George Will decries the current state of the city of Chicago. A slice:
Since Chicago’s population peaked in 1950 at 3.6 million, a million have fled (while the nation’s population has increased 120 percent). Since 2010, almost 90,000 students — more than 20 percent — have left the public school system, whose annual spending has increased $2.5 billion, and in fiscal 2021 included operational spending of $20,465 per pupil.
Progressive policies— e.g., Cook County State’s Attorney Kim Foxx in 2016 essentially decriminalizing shoplifting of less than $1,000 — have demoralized the police force, which experienced a net loss of 2,641 officers between 2020 and August 2022. This year, car thefts are up 151 percent, sexual assaults and robberies up 23 percent each, and major crime reports are up 104 percent above this point in 2021.
George Leef describes the baleful consequences of federal-government involvement in higher education.
The same will be true of any industrial policy objectives that politicians pursue, such as the CHIPS Act with its $52 billion in subsidies to build microchips. Factories will have to be built in an already overregulated environment, and President Joe Biden’s administration just added mandates that subsidy beneficiaries provide child care, buy American, cease stock buybacks, and more.
The administration claims it’s doing this for workers, but it’s not considering ramifications like, for example, how subsidizing companies’ child care centers could exacerbate provider shortages in nearby centers, which, due to state regulations, cannot hire capable workers without college degrees.
Here’s Bjorn Lomborg, writing at National Review, on climate change. Two slices:
The global discussion about climate change has become quite hysterical. Some 60 percent of people living in the rich world think it is likely to bring an end to humanity. This is not only untrue; it is also harmful, because fear makes people embrace bad policies and ignore many other urgent challenges facing the world. Consider, for example, how the World Health Organization declared climate change the defining public-health issue of the 21st century in 2014, but perhaps should have been more focused on pandemics, like Covid. Or take the World Economic Forum participants who in January 2020 found the greatest policy risk of the next ten years to be climate-action failure — ignoring the rapid spread of Covid. Or consider how development institutions increasingly focus on helping poor countries with climate-change responses, often at the expense of other things those countries urgently need, such as growth and development, stronger health-care systems, better education, and a more plentiful energy supply.
…..
These days, every weather phenomenon is turned into instant climate news, with smartphone cameras immediately sharing pictures of the damage and campaigners blaming climate change for it all. Hurricanes are a key part of this narrative. But that does not mean hurricanes are actually battering our coasts any more frequently than before, as is often implied or stated outright.
Indeed, the hurricanes of 2022 were close to unprecedented — but only in their weakness. Globally, 2022 had the second-weakest batch of hurricanes in the era of satellite data (beginning in 1980). It also had the fourth-fewest strong hurricanes (category 3 and above) in the same period and the eighth-fewest hurricanes overall. Moreover, despite what we hear, hurricanes have not been getting stronger globally. The average energy per hurricane has remained constant in the satellite era.
The same is true if we focus on the United States. Contrary to what is commonly asserted, the frequency of hurricanes hitting the continental U.S. has not increased over the past 122 years. The best-fit line actually trends slightly downward. (Counting landfall hurricanes is the most consistent way of having a measure that goes back to 1900, whereas the number of named hurricanes — which includes those that do not hit land — steadily increases because we have ever-better technologies to detect even very short-lived hurricanes.)
Now that the Covid pandemic is behind us, you’d think scientists and the media could have an honest conversation about what they got wrong and what lessons they’ve learned. Think again.

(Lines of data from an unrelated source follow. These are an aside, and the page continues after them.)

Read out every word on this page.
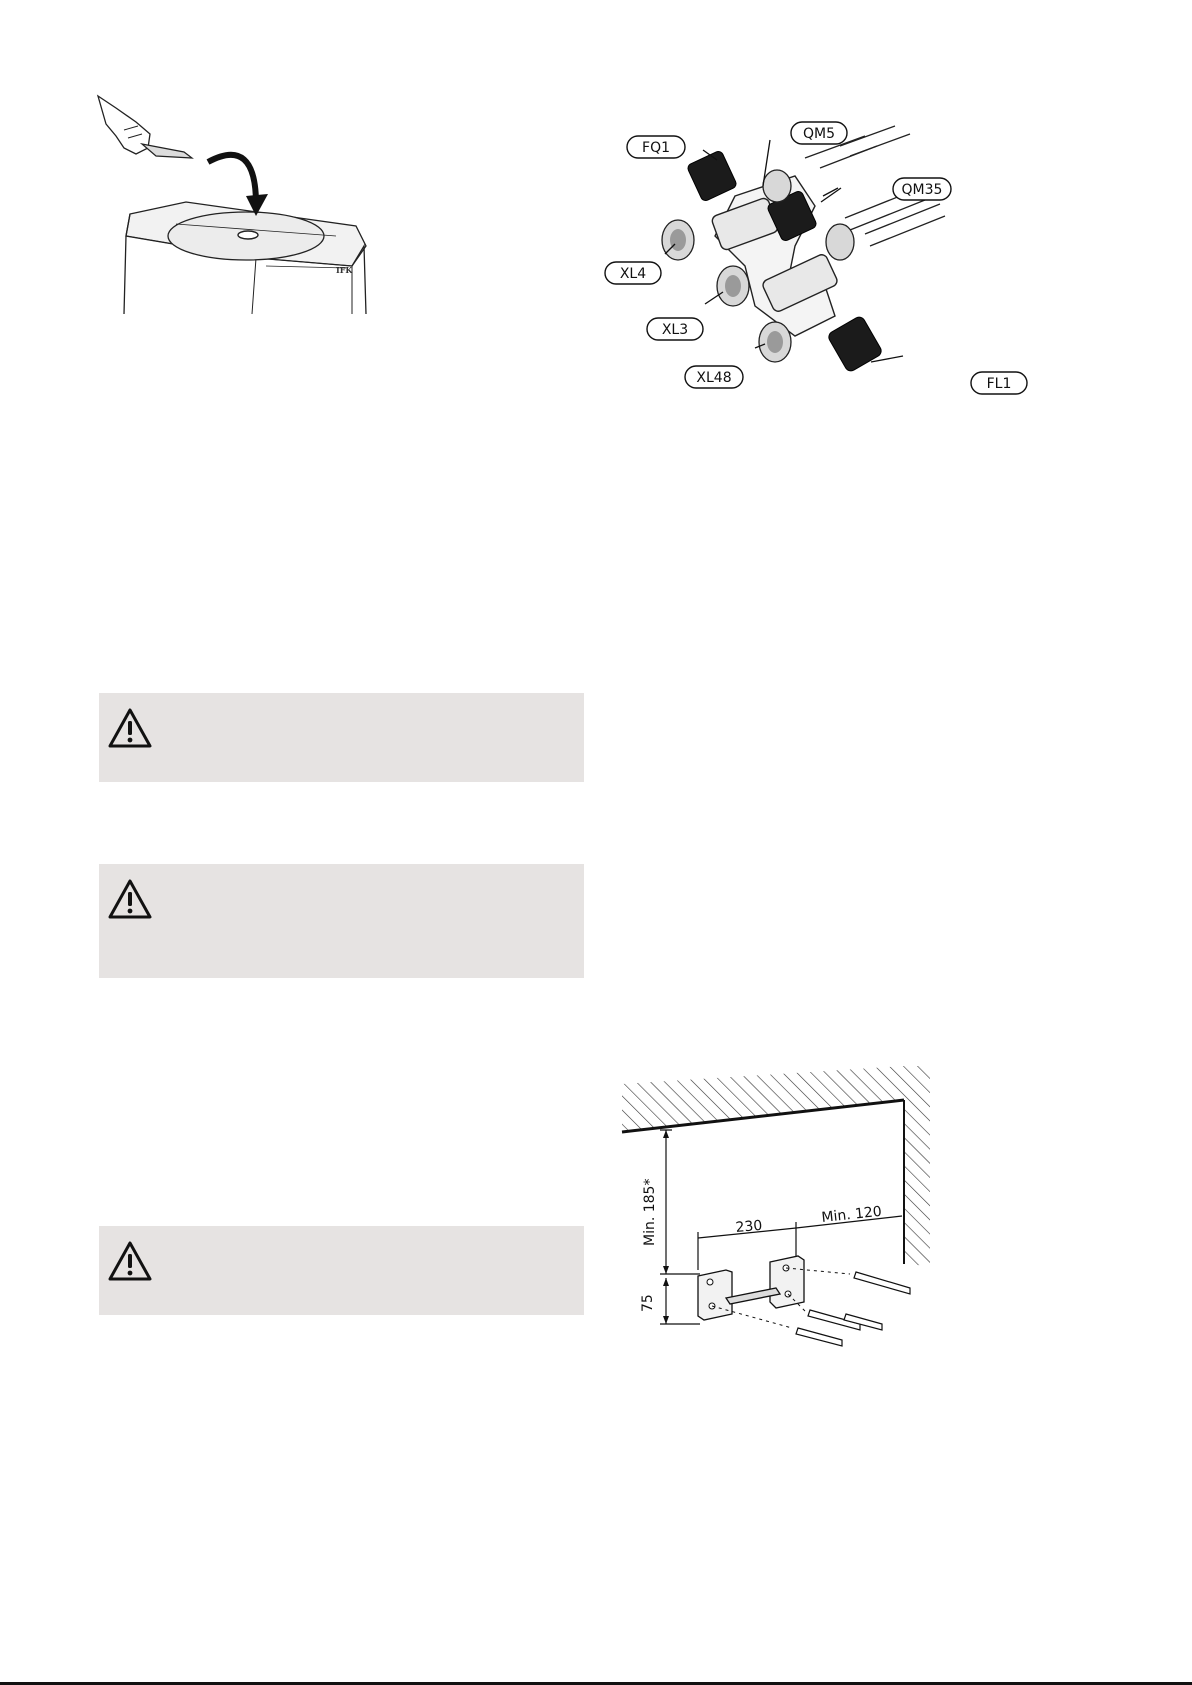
IFK
FQ1
QM5
QM35
XL4
XL3
XL48	FL1
Min. 185*	230
Min. 120
75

On Jan. 30, the Cochrane Collaboration, highly regarded for its rigorous systematic reviews, published an update of its meta-analysis of masking and other physical methods to prevent respiratory illnesses. It found no strong evidence for masking, and the initial media response was silence. After conservative media covered the study, the mainstream press went on the attack. The Washington Post, the New York Times, the Atlantic and others piled on.

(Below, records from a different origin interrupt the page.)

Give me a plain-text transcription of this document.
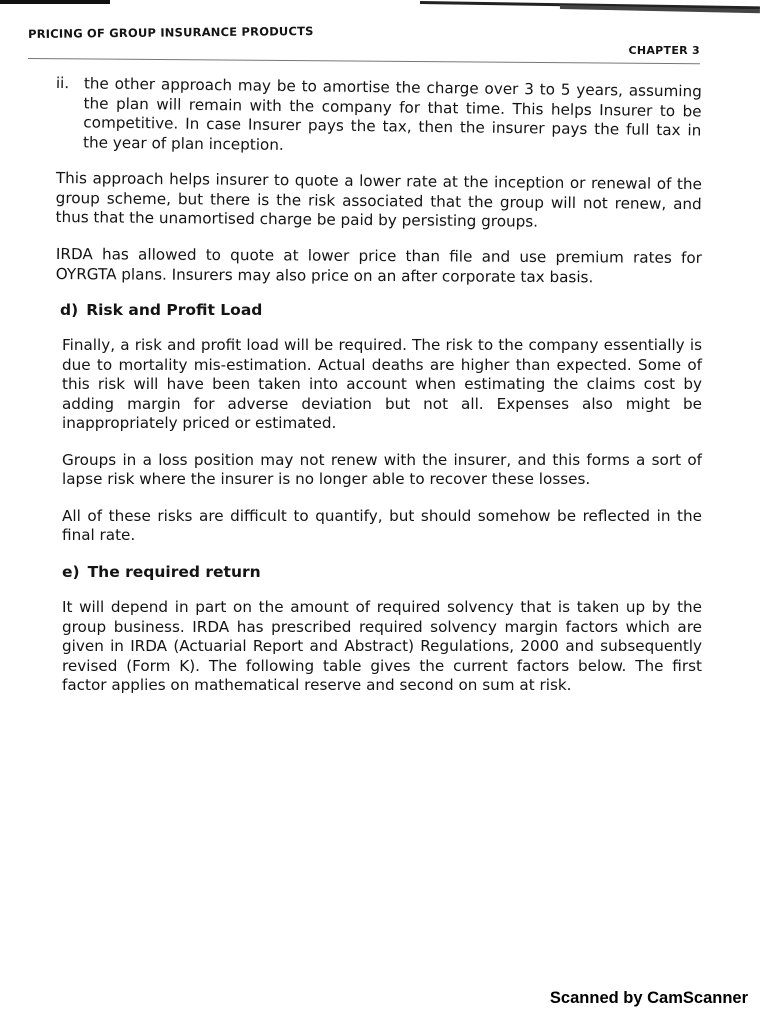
PRICING OF GROUP INSURANCE PRODUCTS
CHAPTER 3
ii. the other approach may be to amortise the charge over 3 to 5 years, assuming the plan will remain with the company for that time. This helps Insurer to be competitive. In case Insurer pays the tax, then the insurer pays the full tax in the year of plan inception.

This approach helps insurer to quote a lower rate at the inception or renewal of the group scheme, but there is the risk associated that the group will not renew, and thus that the unamortised charge be paid by persisting groups.

IRDA has allowed to quote at lower price than file and use premium rates for OYRGTA plans. Insurers may also price on an after corporate tax basis.

d) Risk and Profit Load

Finally, a risk and profit load will be required. The risk to the company essentially is due to mortality mis-estimation. Actual deaths are higher than expected. Some of this risk will have been taken into account when estimating the claims cost by adding margin for adverse deviation but not all. Expenses also might be inappropriately priced or estimated.

Groups in a loss position may not renew with the insurer, and this forms a sort of lapse risk where the insurer is no longer able to recover these losses.

All of these risks are difficult to quantify, but should somehow be reflected in the final rate.

e) The required return

It will depend in part on the amount of required solvency that is taken up by the group business. IRDA has prescribed required solvency margin factors which are given in IRDA (Actuarial Report and Abstract) Regulations, 2000 and subsequently revised (Form K). The following table gives the current factors below. The first factor applies on mathematical reserve and second on sum at risk.

Scanned by CamScanner
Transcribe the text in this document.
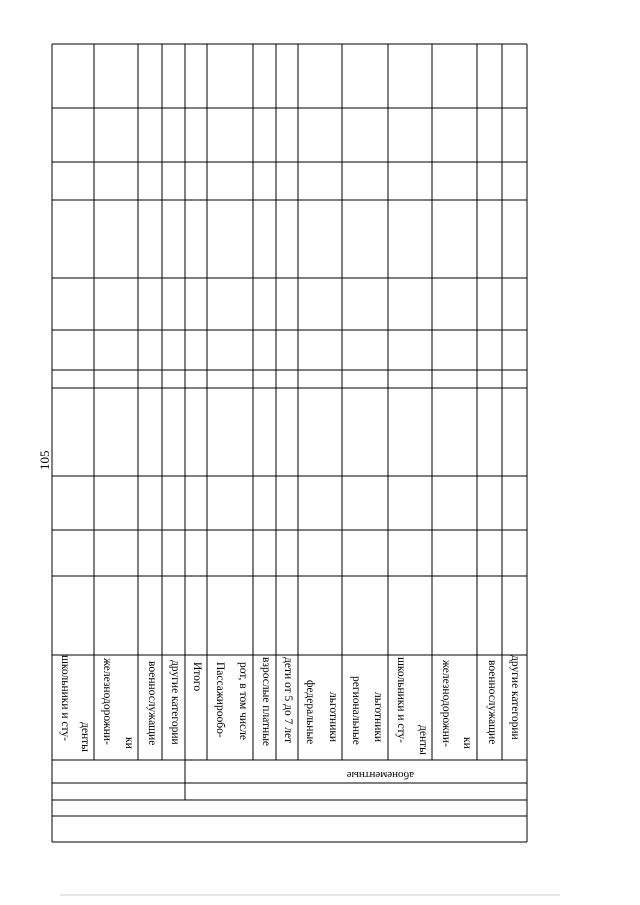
105
школьники и сту- денты железнодорожни- ки военнослужащие другие категории Итого Пассажирообо- рот, в том числе взрослые платные дети от 5 до 7 лет федеральные льготники региональные льготники школьники и сту- денты железнодорожни- ки военнослужащие другие категории
абонементные
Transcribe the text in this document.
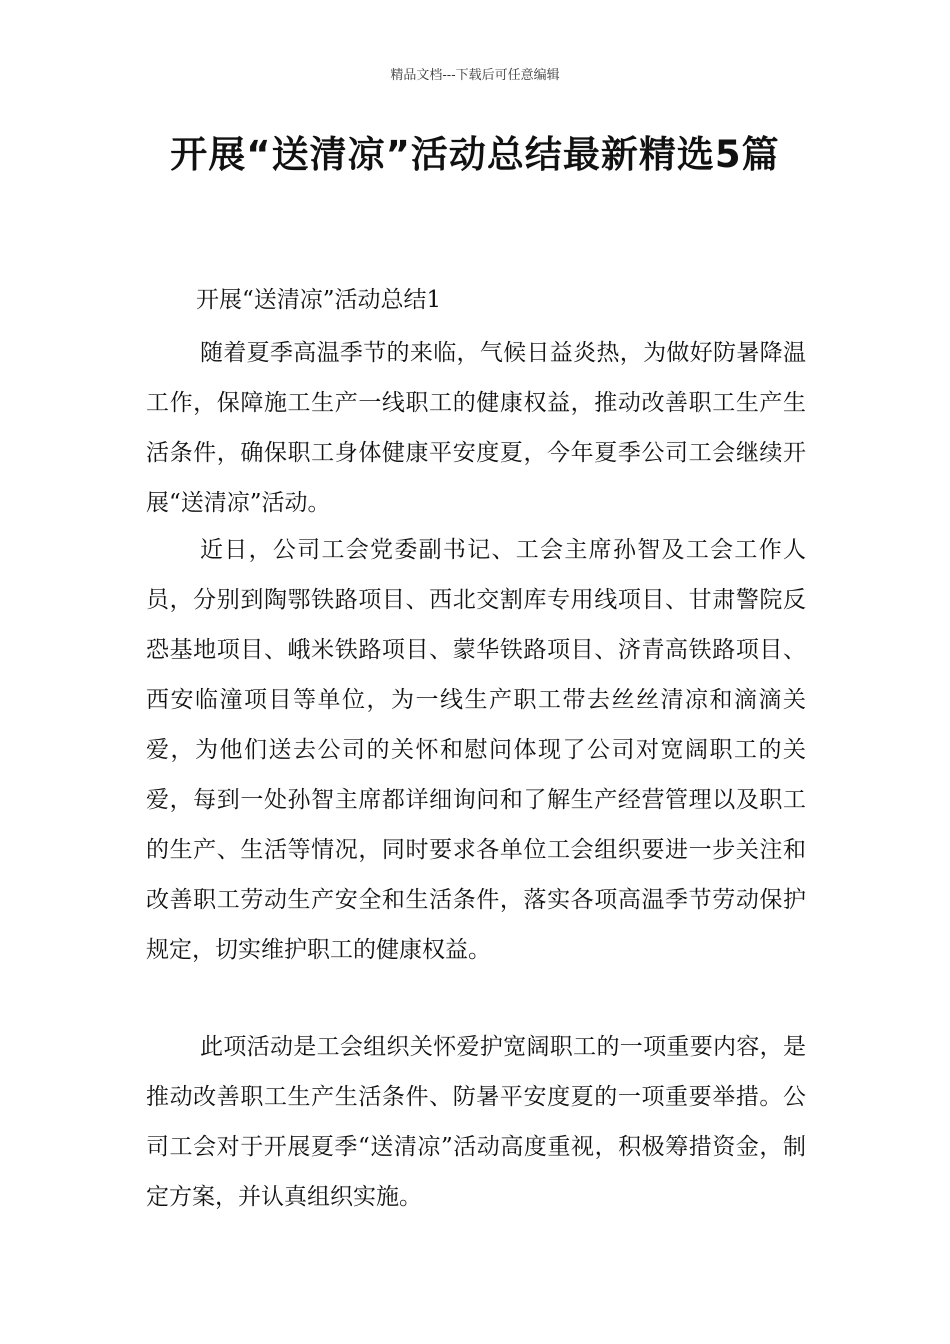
精品文档---下载后可任意编辑
开展“送清凉”活动总结最新精选5篇
开展“送清凉”活动总结1

随着夏季高温季节的来临，气候日益炎热，为做好防暑降温工作，保障施工生产一线职工的健康权益，推动改善职工生产生活条件，确保职工身体健康平安度夏，今年夏季公司工会继续开展“送清凉”活动。

近日，公司工会党委副书记、工会主席孙智及工会工作人员，分别到陶鄂铁路项目、西北交割库专用线项目、甘肃警院反恐基地项目、峨米铁路项目、蒙华铁路项目、济青高铁路项目、西安临潼项目等单位，为一线生产职工带去丝丝清凉和滴滴关爱，为他们送去公司的关怀和慰问体现了公司对宽阔职工的关爱，每到一处孙智主席都详细询问和了解生产经营管理以及职工的生产、生活等情况，同时要求各单位工会组织要进一步关注和改善职工劳动生产安全和生活条件，落实各项高温季节劳动保护规定，切实维护职工的健康权益。

此项活动是工会组织关怀爱护宽阔职工的一项重要内容，是推动改善职工生产生活条件、防暑平安度夏的一项重要举措。公司工会对于开展夏季“送清凉”活动高度重视，积极筹措资金，制定方案，并认真组织实施。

As an epidemiologist, I hoped the review might dent the politicized discourse surrounding masks and other prevention measures. I sent an article to Time magazine, which had recently published my work. My editor appeared positive, requesting some reasonable modifications and focusing. He wrote me on Feb. 23 that the piece would be “published overnight.” The next day, instead of the article link, he forwarded me a tweet by Michael Mina, a medical researcher. Dr. Mina’s tweet complained that Cochrane reviews “are becoming dangerous tools of ‘scientists’ w agendas.” He cited an earlier review “attempting to discredit rapid tests.” Dr. Mina is an executive at eMed, a rapid-test company.
Government scientists do not have a monopoly on the truth. Government scientists who think and act like they have such a monopoly harm the public.